The noble Baroness, Lady McIntosh, asked about the impact on prices. Many factors impact energy prices, including fuel prices, exchange rates and energy mix. As I said earlier, we will continue to be physically linked to the EU post exit through a number of electricity and gas interconnectors. We expect that any change in electricity prices in Great Britain as a result of changes to interconnector trading arrangements would fall within the range of normal market volatility. Therefore, we do not expect any significant impact on prices.
Again, with regard to gas markets, the mechanisms for cross-border trade are not expected to fundamentally change after exit. The UK gas market is one of the world’s most developed and provides security through supply diversity, most of which comes through LNG tankers, and is therefore not dependent on the EU.
The UK Government have taken steps to enable electricity and gas trade to continue and to maintain the effectiveness of domestic regulation, providing legal clarity for industry on the future operation of Great Britain and Northern Ireland’s energy markets.
To go into a bit more detail for the benefit of the noble Lord, Lord Oates, and the noble Baroness, Lady Burt, the SI will help support the continued operation of the single electricity market by removing the provisions relating to electricity in Northern Ireland, so that they do not come into force at the end of the transition period and therefore contradict the Northern Ireland protocol. The Northern Ireland protocol provides for a limited set of EU law provisions relating to wholesale electricity markets, carbon pricing and industrial emissions to apply to Northern Ireland at the end of the transition period to ensure the continued operation of the single electricity market. The Northern Ireland Executive are responsible for implementing the Northern Ireland protocol in relation to the single electricity market, as energy is a transferred matter, with my department—BEIS—continuing to provide support where appropriate.

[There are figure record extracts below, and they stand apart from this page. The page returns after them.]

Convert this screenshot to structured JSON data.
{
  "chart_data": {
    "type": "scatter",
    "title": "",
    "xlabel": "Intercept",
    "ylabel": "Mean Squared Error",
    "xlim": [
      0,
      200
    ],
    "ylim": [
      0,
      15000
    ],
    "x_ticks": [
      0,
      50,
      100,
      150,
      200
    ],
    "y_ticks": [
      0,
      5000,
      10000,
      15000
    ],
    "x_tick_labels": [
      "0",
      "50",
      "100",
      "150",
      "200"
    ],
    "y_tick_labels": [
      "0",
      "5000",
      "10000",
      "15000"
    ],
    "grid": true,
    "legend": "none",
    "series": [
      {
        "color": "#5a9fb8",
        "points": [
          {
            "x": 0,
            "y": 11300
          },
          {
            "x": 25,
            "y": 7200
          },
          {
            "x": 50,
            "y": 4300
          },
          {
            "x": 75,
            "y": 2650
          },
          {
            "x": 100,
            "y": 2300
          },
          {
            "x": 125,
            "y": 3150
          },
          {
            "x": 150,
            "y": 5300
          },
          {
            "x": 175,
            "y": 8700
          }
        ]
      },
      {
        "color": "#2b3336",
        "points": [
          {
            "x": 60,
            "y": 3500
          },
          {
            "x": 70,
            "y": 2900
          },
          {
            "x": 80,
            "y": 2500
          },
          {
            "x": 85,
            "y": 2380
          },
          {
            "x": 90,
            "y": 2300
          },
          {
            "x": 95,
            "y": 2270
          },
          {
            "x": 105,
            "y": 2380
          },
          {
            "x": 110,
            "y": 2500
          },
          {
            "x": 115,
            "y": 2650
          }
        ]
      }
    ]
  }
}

The noble Lord, Lord Grantchester, asked about the difference between the two SIs. They both make technical changes to ensure that retained EU law will work in a domestic context, minimising impact on businesses and consumers should the UK reach no further agreement with the EU or if any agreement does not cover the relevant policy area after the end of the transition period. Most of the changes are minor—for instance, removing references to member states or EU bodies, which will of course be no longer appropriate in the circumstances.
The noble Lord, Lord Fox, in his typically genius way, used the word “electricity” in the title of the instrument to ask a whole series of unrelated questions on targets for offshore wind capacity. I am very happy to write to him with a proper answer to those questions and on the details of the Ofgem consultation, which are, as I am sure he will understand and realise, unrelated to these regulations. As always, however, I commend him on his ingenuity.
In conclusion, this draft instrument is required to ensure continuity for our energy system and certainty for both market participants and consumers. In doing so, it will support the implementation of an effective legislative framework needed for reliable, affordable and clean energy. It is my pleasure to commend the draft regulations to the Committee.
I remind Members to sanitise their desks and chairs before leaving the room.